À Juba, l'émissaire américain pour le Soudan et le Soudan du Sud, Donald Booth, a déclaré en soirée: «Le président Kiir a pris devant moi l'engagement selon lequel il était prêt à commencer des pourparlers, sans condition préalable, avec Riek Machar afin de mettre un terme à la crise».

Quant à l'ex-vice-président, il a jusque-là fait savoir qu'il n'était prêt qu'à négocier un départ du président.

Sur le terrain, la situation continue de dégénérer et des centaines de milliers de personnes risquent d'avoir très vite besoin d'aide, a mis en garde l'ONU, qui prédit «une augmentation massive des besoins» humanitaires à court terme.

Depuis une semaine, des morts par centaines ont été recensés et les civils affluent par dizaines de milliers dans différents complexes de l'ONU - 20 000 à Juba seule - pour tenter d'échapper aux combats et à la mort.

Ban Ki-moon a une nouvelle fois appelé les deux camps à «cesser immédiatement les attaques contre les civils et les Casques bleus», sous peine de sanctions.

Des renforts de l'armée sud-soudanaise sont prévus à Bor (200 km au nord de Juba), la capitale de l'État du Jonglei, chroniquement instable, prise la semaine dernière par les hommes de Machar.

Les forces de l'ancien vice-président ont également pris le contrôle de Bentiu, capitale de l'État stratégique d'Unité qui concentre la production pétrolière nationale.

«Les forces SPLA (l'armée) et les forces loyales (au gouvernement) sont maintenant prêtes à avancer sur Bor», a déclaré le président Kiir devant le Parlement.

Les États-Unis, mais aussi le Royaume-Uni, le Kenya et l'Ouganda rapatrient leurs citoyens. Washington a indiqué que son armée préparait de nouvelles évacuations, après avoir déjà exfiltré 380 Américains ces derniers jours.

L'ONU et des dirigeants du monde entier sont engagés dans une course diplomatique pour éviter au Soudan du Sud de plonger dans la guerre civile, deux ans et demi seulement après son indépendance du Soudan.

Les États-Unis, parrains de l'indépendance de juillet 2011, sont en première ligne.

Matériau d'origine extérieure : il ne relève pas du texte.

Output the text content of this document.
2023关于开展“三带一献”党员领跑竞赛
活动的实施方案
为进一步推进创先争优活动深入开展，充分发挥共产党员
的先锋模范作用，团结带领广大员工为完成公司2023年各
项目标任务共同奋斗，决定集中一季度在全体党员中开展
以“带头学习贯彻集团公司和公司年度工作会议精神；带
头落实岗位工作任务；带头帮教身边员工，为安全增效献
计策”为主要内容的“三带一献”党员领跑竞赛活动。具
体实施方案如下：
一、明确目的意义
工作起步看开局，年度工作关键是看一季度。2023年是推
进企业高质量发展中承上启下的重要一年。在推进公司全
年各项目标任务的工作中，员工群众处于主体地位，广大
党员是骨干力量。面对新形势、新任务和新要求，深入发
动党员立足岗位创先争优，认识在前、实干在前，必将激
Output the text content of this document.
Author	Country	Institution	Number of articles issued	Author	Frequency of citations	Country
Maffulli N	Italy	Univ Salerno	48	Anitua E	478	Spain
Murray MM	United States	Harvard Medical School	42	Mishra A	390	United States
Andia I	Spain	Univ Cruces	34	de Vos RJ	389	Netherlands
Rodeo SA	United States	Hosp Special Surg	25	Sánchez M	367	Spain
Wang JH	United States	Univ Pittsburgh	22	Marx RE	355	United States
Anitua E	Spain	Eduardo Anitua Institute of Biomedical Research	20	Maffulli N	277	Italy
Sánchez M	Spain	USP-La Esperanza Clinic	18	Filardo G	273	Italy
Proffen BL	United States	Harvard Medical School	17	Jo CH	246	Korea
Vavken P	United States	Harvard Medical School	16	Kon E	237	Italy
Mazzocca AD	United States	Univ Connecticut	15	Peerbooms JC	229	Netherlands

Salva Kiir a également accusé lundi Riek Machar de mobiliser des miliciens nuer, connus pour leurs raids brutaux contre les communautés rivales pendant la longue guerre civile Nord-Sud (1983-2005) qui a ravagé le Soudan avant la sécession du Sud.

Mobilisation de troupes

Après un déplacement dans Bor, le chef des opérations humanitaires de l'ONU au Soudan du Sud, Toby Lanzer, s'est alarmé de la dégradation de la situation.

«Il y a encore une semaine, il aurait été difficile d'imaginer que les choses puissent dégénérer de la sorte», a-t-il dit à l'AFP, estimant que «des centaines de milliers de personnes auront besoin d'aide très vite».

La situation est selon lui d'autant plus critique à Bor que les Casques bleus n'auront certainement pas la capacité de défendre les 17 000 civils réfugiés dans la base onusienne locale.

Dans le jeune État, dernier né au monde et déjà gangréné par la corruption, la lutte pour le pouvoir politique entre président et ex-vice-président utilise les appartenances communautaires. Les hommes fidèles à Salva Kiir sont issus de l'ethnie dinka, majoritaire, ceux de Riek Machar sont nuer.

La semaine dernière, des miliciens nuer ont attaqué une base de l'ONU à Akobo, dans le Jonglei, tuant deux Casques bleus indiens et au moins 20 civils dinka réfugiés là.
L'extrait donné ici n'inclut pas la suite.